KARACHI: Two factories were sealed in Pakistan’s commercial capital of Karachi on Friday, a senior government officer said, after at least eighteen people died in little over two weeks from, according to health officials, inhaling toxic chemicals omitted by the industrial units.
A Sindh health department handout said the deaths had occurred between January 11 and January 25, 2023. The eighteen dead had developed initial symptoms of fever, sore throat, and shortness of breath before they passed away.
Incidents of gas leakages and fires are common in Karachi, where many factories operate illegally and without proper safety measures. Many are located inside or near residential areas without following security protocols.
In February 2020, at least fourteen people died in a toxic gas leak in the city’s Keemari portside district of Karachi. In December, four more people died of a mysterious gas in the same locality. In 2013, a fire inside a garment factory in Karachi killed 258 people.
“Two factories that caused the deaths have been sealed,” Qasim Soomro, Parliamentary Secretary Sindh told Arab News, saying the factories were illegally operating in a residential area.

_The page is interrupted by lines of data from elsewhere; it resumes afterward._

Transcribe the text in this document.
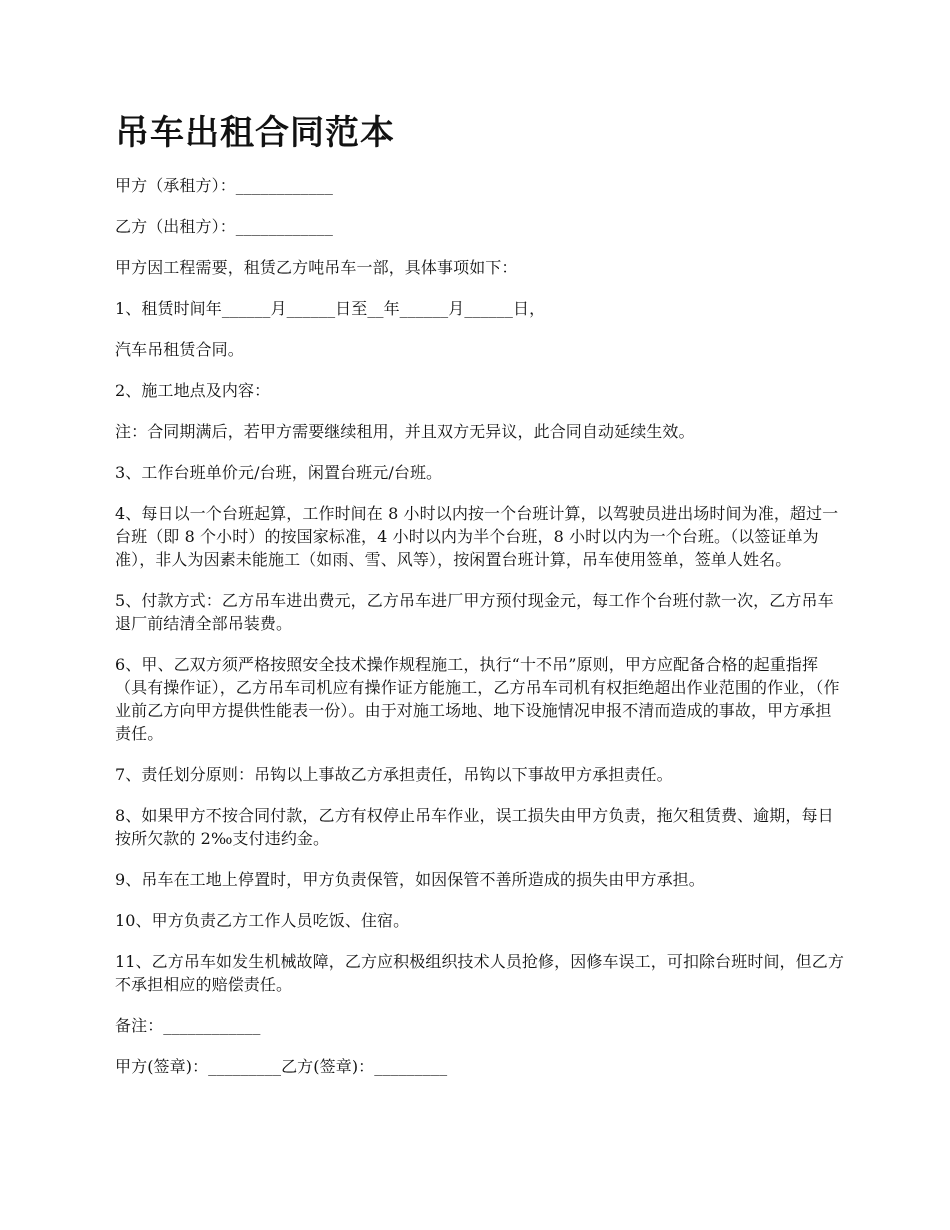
吊车出租合同范本

甲方（承租方）：____________

乙方（出租方）：____________

甲方因工程需要，租赁乙方吨吊车一部，具体事项如下：

1、租赁时间年______月______日至__年______月______日，

汽车吊租赁合同。

2、施工地点及内容：

注：合同期满后，若甲方需要继续租用，并且双方无异议，此合同自动延续生效。

3、工作台班单价元/台班，闲置台班元/台班。

4、每日以一个台班起算，工作时间在 8 小时以内按一个台班计算，以驾驶员进出场时间为准，超过一台班（即 8 个小时）的按国家标准，4 小时以内为半个台班，8 小时以内为一个台班。（以签证单为准），非人为因素未能施工（如雨、雪、风等），按闲置台班计算，吊车使用签单，签单人姓名。

5、付款方式：乙方吊车进出费元，乙方吊车进厂甲方预付现金元，每工作个台班付款一次，乙方吊车退厂前结清全部吊装费。

6、甲、乙双方须严格按照安全技术操作规程施工，执行“十不吊”原则，甲方应配备合格的起重指挥（具有操作证），乙方吊车司机应有操作证方能施工，乙方吊车司机有权拒绝超出作业范围的作业，（作业前乙方向甲方提供性能表一份）。由于对施工场地、地下设施情况申报不清而造成的事故，甲方承担责任。

7、责任划分原则：吊钩以上事故乙方承担责任，吊钩以下事故甲方承担责任。

8、如果甲方不按合同付款，乙方有权停止吊车作业，误工损失由甲方负责，拖欠租赁费、逾期，每日按所欠款的 2‰支付违约金。

9、吊车在工地上停置时，甲方负责保管，如因保管不善所造成的损失由甲方承担。

10、甲方负责乙方工作人员吃饭、住宿。

11、乙方吊车如发生机械故障，乙方应积极组织技术人员抢修，因修车误工，可扣除台班时间，但乙方不承担相应的赔偿责任。

备注：____________

甲方(签章)：_________乙方(签章)：_________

“According to initial investigation, the factories had burnt something that created fume. A forensic examination will determine the name and nature of the substance,” he added.
Senior Sindh health official Dr. Abdul Hameed Jumani said laboratory tests and X-rays showed that the deaths had occurred due to chemicals discharged by two factories in the Ali Muhammad Goth village.

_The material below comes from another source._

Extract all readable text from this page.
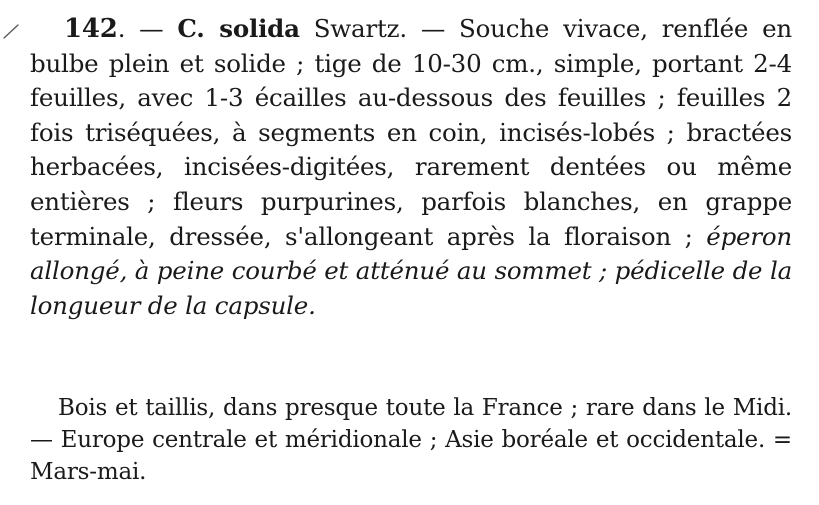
142. — C. solida Swartz. — Souche vivace, renflée en bulbe plein et solide ; tige de 10-30 cm., simple, portant 2-4 feuilles, avec 1-3 écailles au-dessous des feuilles ; feuilles 2 fois triséquées, à segments en coin, incisés-lobés ; bractées herbacées, incisées-digitées, rarement dentées ou même entières ; fleurs purpurines, parfois blanches, en grappe terminale, dressée, s'allongeant après la floraison ; éperon allongé, à peine courbé et atténué au sommet ; pédicelle de la longueur de la capsule.
Bois et taillis, dans presque toute la France ; rare dans le Midi. — Europe centrale et méridionale ; Asie boréale et occidentale. = Mars-mai.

“People who died had no prior history of the disease and they are from different age groups,” he said.
He said no one had died after the factories were closed.

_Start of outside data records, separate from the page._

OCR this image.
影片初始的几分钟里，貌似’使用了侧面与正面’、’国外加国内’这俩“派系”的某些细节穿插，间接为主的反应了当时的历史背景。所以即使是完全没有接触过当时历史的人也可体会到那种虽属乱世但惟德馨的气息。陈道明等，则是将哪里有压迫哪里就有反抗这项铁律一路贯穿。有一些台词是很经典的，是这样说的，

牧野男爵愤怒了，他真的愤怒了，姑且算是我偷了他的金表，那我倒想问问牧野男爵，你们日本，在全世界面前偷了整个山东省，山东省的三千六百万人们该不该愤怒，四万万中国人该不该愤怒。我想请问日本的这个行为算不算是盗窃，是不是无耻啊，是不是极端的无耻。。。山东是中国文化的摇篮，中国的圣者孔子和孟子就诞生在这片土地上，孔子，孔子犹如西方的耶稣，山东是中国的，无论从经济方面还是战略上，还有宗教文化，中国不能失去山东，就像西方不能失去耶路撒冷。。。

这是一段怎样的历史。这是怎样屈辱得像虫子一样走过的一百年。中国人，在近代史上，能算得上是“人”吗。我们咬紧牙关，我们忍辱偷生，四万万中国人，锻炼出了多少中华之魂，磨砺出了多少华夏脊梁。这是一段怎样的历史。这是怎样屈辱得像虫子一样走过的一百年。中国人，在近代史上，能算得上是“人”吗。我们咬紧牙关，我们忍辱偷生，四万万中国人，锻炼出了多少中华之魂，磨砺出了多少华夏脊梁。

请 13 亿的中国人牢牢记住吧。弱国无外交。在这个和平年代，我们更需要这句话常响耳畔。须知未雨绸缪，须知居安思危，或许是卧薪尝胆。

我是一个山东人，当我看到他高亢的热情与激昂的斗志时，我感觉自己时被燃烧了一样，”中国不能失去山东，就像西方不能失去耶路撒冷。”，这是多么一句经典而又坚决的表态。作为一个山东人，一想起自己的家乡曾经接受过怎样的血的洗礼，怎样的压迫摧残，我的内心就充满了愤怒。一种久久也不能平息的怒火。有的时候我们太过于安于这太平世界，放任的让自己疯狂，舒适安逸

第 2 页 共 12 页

“Some members of the team of doctors which visited the neighborhood on Thursday vomited when they returned from the field. But when we visited the neighborhood today [Friday], the situation had improved,” Jumani said, adding that the number of patients had also dropped to 26 on Friday from 50 on Thursday.
Local elders also said they believed the deaths were caused by leakages from nearby factories.
“There was a certain smell, and it was something discharged by the factory which caused the deaths,” Abdul Hafeez told Arab News, adding that the people of the area regularly felt suffocated.
Dr. Rana Jawad Asghar, who specializes in infectious diseases, however said Sindh health officials needed to conduct an epidemiological test before reaching a conclusion.
“The Sindh health department has experts who may conduct a proper epidemiological examination for reaching the true causes,” Asghar said.